De bevoegde ministers in Brussels, Evelyne Huytebroeck (Ecolo) en Brigitte Grouwels (CD&V) hebben negatief gereageerd op de voorstellen van Samusocial voor structurele maatregelen en ze lijken niet van plan om het probleem daadwerkelijk aan te pakken.

Nochtans spreken de cijfers voor zich. In 2011 verbleven 859 kinderen in een opvangcentrum voor thuislozen in Brussel. Het aantal vrouwen is nog veel hoger, alleen voor 2011 is dat 860 (buiten de vrouwen die al in opvang waren). Deze cijfers van La Strada zijn een onderschatting want vijf van de 27 opvangcentra, waaronder Samusocial, deden niet mee aan de registratie. Ook belangrijk om te vermelden is dat niet alle thuislozen een plaats vinden in een opvangcentrum.

Het probleem moet breder aangepakt worden, alleen op de opvang focussen is onvoldoende. We moeten vermijden dat mensen op straat belanden. Niemand wil op straat leven en zeker niet vrouwen met kinderen. De belangrijkste reden waarom mensen in dakloosheid belanden is het verlies van woning en werk.

De huurprijzen swingen de pan uit in Brussel. De sociale woningen zijn vaak niet geschikt omdat de woningen aan strenge normen moeten beantwoorden. Zoals bijvoorbeeld een aparte slaapkamer zijn voor elk kind boven de twaalf jaar. De huiseigenaars zijn bijzonder wantrouwig tegenover bepaalde groepen zoals vrouwen en alleenstaande moeders.

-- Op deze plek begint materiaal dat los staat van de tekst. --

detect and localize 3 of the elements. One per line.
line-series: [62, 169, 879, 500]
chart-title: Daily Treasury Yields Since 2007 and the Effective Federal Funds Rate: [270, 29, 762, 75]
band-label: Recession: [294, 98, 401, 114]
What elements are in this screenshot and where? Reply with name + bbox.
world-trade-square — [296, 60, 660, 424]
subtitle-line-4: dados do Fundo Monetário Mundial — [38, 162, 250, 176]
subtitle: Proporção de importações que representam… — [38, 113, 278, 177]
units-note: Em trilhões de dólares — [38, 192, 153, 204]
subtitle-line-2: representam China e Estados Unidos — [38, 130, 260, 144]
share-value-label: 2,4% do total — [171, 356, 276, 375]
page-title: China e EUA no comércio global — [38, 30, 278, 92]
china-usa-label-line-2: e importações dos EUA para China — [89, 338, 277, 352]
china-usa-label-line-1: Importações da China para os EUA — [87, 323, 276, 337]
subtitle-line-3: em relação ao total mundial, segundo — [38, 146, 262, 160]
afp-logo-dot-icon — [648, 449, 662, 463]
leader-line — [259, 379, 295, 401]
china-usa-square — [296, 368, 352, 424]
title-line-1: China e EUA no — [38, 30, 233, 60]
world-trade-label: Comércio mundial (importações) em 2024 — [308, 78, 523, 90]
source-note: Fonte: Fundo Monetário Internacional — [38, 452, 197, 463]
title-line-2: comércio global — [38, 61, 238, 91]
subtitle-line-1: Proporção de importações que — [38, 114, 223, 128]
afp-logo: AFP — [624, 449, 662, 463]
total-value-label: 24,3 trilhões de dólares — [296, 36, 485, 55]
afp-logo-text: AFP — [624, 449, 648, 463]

Kortom, behalve werken aan een structurele opvangbeleid, moet ook het gebrek aan sociale en betaalbare woningen aangepakt worden.

De woonmarkt moet beter toegankelijk gemaakt worden voor daklozen en/of mensen met een bescheiden inkomen. Dit kan door het aanbod aan sociale woningen op te krikken. Een van de manieren om dit te doen is leegstaande gebouwen op te vorderen. Wettelijk is dat mogelijk, maar in 20 jaar tijd hebben de burgemeesters geen enkele keer de wet toegepast. Want de wet kan alleen toegepast worden als de overheid zelf geen leegstaande woningen heeft…

Bovendien is de overheid verplicht een inventaris op te maken van alle leegstaande woningen op haar grondgebied, voordat er een vorderingsprocedure kan worden opgestart. Wil men de meer dan vijftienduizend leegstaande gebouwen opvorderen, dan moet die dubbele vereiste afgeschaft worden of volledig toegepast.

We zijn terug bij de beleidsmakers en de bevoegde ministers die ook inzake dit probleem geen oplossingen zoeken en er zelfs geen agendapunt van maken. Men is er als de kippen bij om te verwijzen naar de eigen verantwoordelijkheid van de mensen die op straat eindigen. Wel, de bevoegde politici hebben ook een verantwoordelijkheid die ze niet langeren kunnen negeren.